I don't know how many people out there are desperate for a forensic analysis of a cheeseburger, so I'll try and be brief, but it's probably worth pointing out why, though very good indeed, this just falls short of the very best in London. Firstly, I noticed the mince was stored in drawers in the kitchen, pre-divided into neat little cubes. I can understand why, of course - for consistency of burger shape and to save time during service - but they looked rather unappetisingly grey thanks to exposure to air and there's probably a reason MeatWagon (the van at least) tear their mince from a large block as and when needed. Perhaps due to this then, or maybe just down to a leaner mince, the beef was slightly on the dry side and didn't have a huge amount of flavour. Also, although well melted (thank God) I hardly need to tell you that good old American Yellow would have been a better cheese choice than the strangely bland Cheddar-a-like seen here.
But! But. With a good kick of mustard mayo, a subtle layer of sliced pickles, a very nice slice of tomato (first time I've ever been able to say that in this country, I'd like to know where they get theirs from) and - most impressive of all - a firm, glossy bun that held its shape until the very last bite despite a river of tomato juice spilling out with every bite, the burger as a whole worked. It's a great size, not too tall or too wide, the ingredients packed neatly inside (thanks to the takeaway packaging) and with every element weighted perfectly. Ironically, then, for something called a Dirty Burger it's perhaps the least messy of any of the "new wave" London burgers to eat, and certainly compared to the Day-Glo Americana of MeatLiquor or Lucky Chip, one of the more conservative. But it is impossible not to enjoy the process of eating it - and enjoy it I most certainly did.

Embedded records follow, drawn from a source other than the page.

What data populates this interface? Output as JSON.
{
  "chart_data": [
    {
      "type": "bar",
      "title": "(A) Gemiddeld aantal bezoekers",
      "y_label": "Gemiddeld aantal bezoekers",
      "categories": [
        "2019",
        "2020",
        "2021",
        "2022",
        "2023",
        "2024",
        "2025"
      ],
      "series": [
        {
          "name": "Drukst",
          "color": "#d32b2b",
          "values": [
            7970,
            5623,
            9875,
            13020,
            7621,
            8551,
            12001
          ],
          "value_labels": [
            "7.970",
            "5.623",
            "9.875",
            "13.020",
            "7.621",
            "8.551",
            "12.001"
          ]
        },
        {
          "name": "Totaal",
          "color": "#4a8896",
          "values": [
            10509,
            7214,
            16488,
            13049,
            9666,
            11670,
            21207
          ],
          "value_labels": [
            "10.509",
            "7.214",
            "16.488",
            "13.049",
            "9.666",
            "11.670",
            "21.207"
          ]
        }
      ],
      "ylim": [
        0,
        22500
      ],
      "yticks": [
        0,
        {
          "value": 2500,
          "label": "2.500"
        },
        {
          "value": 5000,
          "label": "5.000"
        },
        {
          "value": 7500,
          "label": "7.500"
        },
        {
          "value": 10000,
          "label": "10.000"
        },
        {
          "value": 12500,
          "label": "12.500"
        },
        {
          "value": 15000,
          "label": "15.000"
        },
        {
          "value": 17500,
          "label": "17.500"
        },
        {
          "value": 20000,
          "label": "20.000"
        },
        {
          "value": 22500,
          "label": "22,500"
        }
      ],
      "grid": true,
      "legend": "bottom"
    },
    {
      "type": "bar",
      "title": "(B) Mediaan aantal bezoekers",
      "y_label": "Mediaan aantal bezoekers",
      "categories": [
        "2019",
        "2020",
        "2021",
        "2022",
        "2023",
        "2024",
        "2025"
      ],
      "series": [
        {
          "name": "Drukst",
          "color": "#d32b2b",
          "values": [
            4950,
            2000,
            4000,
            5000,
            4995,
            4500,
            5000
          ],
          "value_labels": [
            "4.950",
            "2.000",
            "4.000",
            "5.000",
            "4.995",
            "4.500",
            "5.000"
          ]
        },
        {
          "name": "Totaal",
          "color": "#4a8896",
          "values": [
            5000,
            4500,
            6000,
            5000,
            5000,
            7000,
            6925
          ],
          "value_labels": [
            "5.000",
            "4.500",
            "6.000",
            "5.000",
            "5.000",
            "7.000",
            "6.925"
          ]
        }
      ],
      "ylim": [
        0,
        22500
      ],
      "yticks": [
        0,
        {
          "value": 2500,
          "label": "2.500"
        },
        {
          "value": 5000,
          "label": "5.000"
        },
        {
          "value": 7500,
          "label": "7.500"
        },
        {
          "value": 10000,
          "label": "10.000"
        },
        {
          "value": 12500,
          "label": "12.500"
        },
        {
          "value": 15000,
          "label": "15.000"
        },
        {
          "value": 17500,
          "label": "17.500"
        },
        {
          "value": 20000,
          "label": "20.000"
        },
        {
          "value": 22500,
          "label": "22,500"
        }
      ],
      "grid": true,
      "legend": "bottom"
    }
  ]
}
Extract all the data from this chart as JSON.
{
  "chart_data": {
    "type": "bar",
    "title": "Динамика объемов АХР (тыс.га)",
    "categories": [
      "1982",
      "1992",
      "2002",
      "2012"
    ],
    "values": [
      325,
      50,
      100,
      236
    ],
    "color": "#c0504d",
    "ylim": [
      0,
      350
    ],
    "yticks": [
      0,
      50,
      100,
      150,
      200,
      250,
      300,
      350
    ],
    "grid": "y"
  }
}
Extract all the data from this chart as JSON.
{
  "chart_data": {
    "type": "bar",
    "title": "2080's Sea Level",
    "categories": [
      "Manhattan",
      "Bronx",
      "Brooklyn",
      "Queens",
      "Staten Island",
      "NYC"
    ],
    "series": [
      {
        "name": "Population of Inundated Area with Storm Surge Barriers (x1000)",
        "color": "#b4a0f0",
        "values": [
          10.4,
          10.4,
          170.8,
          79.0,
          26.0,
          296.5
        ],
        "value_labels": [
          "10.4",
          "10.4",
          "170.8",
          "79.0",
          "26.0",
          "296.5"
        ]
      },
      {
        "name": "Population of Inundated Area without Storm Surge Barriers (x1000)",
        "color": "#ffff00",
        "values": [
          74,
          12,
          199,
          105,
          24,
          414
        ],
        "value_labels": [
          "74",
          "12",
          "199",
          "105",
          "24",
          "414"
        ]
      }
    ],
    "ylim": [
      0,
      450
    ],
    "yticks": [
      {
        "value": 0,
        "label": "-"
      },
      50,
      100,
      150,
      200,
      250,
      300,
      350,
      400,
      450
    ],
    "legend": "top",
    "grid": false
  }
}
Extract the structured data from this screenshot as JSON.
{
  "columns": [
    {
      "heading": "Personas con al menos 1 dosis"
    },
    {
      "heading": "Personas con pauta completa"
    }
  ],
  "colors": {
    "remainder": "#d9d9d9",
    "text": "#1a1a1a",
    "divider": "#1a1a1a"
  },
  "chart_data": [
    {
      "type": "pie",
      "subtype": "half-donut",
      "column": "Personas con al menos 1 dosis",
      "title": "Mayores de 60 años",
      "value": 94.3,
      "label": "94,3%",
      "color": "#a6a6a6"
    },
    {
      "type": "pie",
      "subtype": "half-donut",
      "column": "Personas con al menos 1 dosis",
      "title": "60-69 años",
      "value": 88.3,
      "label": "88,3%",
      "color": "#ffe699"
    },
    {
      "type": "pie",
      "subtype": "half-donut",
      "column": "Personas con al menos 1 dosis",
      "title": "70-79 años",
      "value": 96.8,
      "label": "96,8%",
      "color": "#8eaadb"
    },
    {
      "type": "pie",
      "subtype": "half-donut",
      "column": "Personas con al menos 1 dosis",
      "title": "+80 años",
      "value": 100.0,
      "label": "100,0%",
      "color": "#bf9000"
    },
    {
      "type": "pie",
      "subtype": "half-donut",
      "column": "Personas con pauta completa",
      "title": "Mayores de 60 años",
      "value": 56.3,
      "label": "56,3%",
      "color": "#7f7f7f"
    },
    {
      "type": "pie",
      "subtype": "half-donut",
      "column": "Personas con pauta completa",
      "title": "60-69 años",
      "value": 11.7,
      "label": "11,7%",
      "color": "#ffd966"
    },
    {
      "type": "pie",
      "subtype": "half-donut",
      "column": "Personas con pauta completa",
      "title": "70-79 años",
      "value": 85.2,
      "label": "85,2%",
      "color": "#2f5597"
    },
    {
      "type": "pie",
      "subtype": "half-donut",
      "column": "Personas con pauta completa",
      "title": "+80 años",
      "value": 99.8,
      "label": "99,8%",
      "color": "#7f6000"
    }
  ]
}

I also enjoyed a portion of wonderfully crunchy crinkle-cut fries. A million miles away from the depressingly uniform style you may have seen elsewhere, these were golden brown and charmingly irregular, full of flavour and dangerously addictive. To say they're the best crinkle-cut fries I've had in this country isn't much of a compliment, so I'll just say that a visit to Dirty Burger would be wasted without a side of these little beauties.
It's a testament to the staggering pace of improvement in London burgers that even so recently as a couple of years ago Dirty Burger may have enjoyed a position at the top of the tree. That there are now a tiny handful of outlets doing this thing very slightly better, though, doesn't mean that it's still not very much worth the journey to NW5 - for £8 you still get a lunch worth grinning about, and if you're lucky enough to live or work in the area you should feel very smug indeed. And if you're a street food pedant and you've already decided to boycott the place based on the fact it's run by the Soho House group, well, it's your loss. I'm sure they will do very well regardless.
I visited Dirty Burger during soft opening, and everything was 50% off.